Network representations are widely used in distribution, project planning, facilities location resource management, and financial planning. A network representation provides the most powerful visual and conceptual aid for describing the relationships between the components of systems. A network consists of a set of points and a set of lines connecting certain pairs of the points which are called nodes. The lines are called arcs. Arcs are labeled by naming the nodes at either end; AB is the arc between nodes A and B. The arcs of a network may have a flow of some type through them. If flow through an arc is allowed only in one direction, the arc is said to be a directed arc. If the flow through an arc is allowed in both directions, the arc is said to be an undirected arc. A network that has only directed arcs is called a directed network. If all of its arcs are undirected, the network is said to be an undirected network. A network with a mixture of directed and undirected arcs can be converted into a directed network by replacing each undirected arc by a pair of directed arcs in opposite directions. When two nodes are not connected by an arc, they may be connected by a path that is define as a sequence of distinct arcs connecting these nodes. When some or all of the arcs in the network are directed arcs, we then distinguish between directed paths and undirected paths. A directed path from node i to node j is a sequence of connecting arcs whose direction is toward node j, so that flow from node I to node j along this path is feasible.
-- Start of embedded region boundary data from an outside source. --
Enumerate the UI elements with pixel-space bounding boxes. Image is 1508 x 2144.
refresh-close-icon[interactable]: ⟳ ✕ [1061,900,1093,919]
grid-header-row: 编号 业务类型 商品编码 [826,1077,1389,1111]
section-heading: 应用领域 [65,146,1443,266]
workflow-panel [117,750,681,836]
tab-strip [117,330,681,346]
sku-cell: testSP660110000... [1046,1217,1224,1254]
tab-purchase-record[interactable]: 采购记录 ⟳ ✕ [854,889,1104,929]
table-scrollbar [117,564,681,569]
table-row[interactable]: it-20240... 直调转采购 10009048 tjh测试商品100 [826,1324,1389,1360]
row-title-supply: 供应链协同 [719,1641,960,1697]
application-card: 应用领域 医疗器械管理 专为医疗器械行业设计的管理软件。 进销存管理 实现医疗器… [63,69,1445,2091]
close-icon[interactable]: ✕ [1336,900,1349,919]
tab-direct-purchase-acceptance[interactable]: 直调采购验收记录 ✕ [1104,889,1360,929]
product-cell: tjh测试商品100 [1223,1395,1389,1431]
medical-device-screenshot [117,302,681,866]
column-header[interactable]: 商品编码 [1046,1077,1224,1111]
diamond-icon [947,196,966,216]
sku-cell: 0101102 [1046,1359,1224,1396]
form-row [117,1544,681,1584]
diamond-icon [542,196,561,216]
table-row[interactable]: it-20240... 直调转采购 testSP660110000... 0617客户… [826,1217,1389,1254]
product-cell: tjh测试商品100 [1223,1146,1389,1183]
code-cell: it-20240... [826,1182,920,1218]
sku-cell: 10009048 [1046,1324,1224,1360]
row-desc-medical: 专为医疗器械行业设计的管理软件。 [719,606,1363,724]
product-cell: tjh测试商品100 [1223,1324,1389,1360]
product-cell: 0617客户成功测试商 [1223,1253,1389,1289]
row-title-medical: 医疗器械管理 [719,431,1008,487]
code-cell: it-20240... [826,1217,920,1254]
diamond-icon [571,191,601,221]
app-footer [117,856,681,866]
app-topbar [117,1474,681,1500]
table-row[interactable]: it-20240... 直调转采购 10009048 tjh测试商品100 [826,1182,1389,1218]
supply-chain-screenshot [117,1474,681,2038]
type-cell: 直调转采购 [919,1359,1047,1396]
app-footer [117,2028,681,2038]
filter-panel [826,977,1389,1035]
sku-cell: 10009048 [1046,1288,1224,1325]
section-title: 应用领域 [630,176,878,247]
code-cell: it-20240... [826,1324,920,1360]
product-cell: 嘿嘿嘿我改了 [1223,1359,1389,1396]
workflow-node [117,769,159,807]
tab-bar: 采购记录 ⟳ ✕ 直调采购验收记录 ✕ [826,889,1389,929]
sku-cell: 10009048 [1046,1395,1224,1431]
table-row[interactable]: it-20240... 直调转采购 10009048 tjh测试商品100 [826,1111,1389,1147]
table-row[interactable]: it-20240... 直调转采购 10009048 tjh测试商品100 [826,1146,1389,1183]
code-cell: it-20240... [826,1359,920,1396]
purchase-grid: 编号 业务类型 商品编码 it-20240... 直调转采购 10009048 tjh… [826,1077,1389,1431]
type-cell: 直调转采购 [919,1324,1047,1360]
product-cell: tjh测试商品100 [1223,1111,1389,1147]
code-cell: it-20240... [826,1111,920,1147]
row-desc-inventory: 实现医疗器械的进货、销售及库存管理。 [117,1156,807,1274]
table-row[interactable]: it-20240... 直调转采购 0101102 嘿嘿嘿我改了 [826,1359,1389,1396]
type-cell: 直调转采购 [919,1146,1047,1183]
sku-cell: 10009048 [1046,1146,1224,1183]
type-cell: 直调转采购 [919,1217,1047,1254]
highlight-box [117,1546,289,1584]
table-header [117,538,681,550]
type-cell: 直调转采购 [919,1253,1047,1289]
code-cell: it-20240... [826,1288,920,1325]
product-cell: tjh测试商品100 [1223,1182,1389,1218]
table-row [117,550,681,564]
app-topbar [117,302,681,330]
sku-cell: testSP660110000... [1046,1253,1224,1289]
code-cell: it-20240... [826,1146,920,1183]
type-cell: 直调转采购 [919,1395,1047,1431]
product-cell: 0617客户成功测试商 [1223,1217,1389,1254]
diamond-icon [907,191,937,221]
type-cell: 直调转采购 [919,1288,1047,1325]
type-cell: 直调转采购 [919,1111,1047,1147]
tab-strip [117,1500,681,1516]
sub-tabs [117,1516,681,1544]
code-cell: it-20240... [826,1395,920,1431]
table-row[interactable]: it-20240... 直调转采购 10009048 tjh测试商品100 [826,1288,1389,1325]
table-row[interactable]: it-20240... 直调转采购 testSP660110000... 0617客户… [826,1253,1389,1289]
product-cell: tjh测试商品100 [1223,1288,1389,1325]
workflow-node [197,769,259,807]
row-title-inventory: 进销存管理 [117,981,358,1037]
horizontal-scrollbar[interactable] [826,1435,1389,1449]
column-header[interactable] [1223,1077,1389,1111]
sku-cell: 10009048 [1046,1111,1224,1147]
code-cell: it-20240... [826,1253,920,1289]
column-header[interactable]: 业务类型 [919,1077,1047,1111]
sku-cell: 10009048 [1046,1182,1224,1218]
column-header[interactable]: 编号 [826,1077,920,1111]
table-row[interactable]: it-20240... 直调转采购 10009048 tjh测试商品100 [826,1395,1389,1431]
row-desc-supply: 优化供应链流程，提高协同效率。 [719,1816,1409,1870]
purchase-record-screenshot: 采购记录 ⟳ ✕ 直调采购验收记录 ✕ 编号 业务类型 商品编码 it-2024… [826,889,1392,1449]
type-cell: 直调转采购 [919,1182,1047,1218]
An undirected path from node i to node j is a sequence of connecting arcs whose direction can be either toward or away from node j. To illustrate these definitions Figure 6.3 shows a typical directed network. Figure 6.3 Example of a directed network.

Reporter’s Own Thoughts

I think the optimization method is one of the methods that have so many tools for the analyst to choose them according to the specific type of problem they trying to solve. I summarize the basic and some procedure of the tools but did not include the example which will make the explanation easier to understand but if you are interesting the example from the book is quite interesting.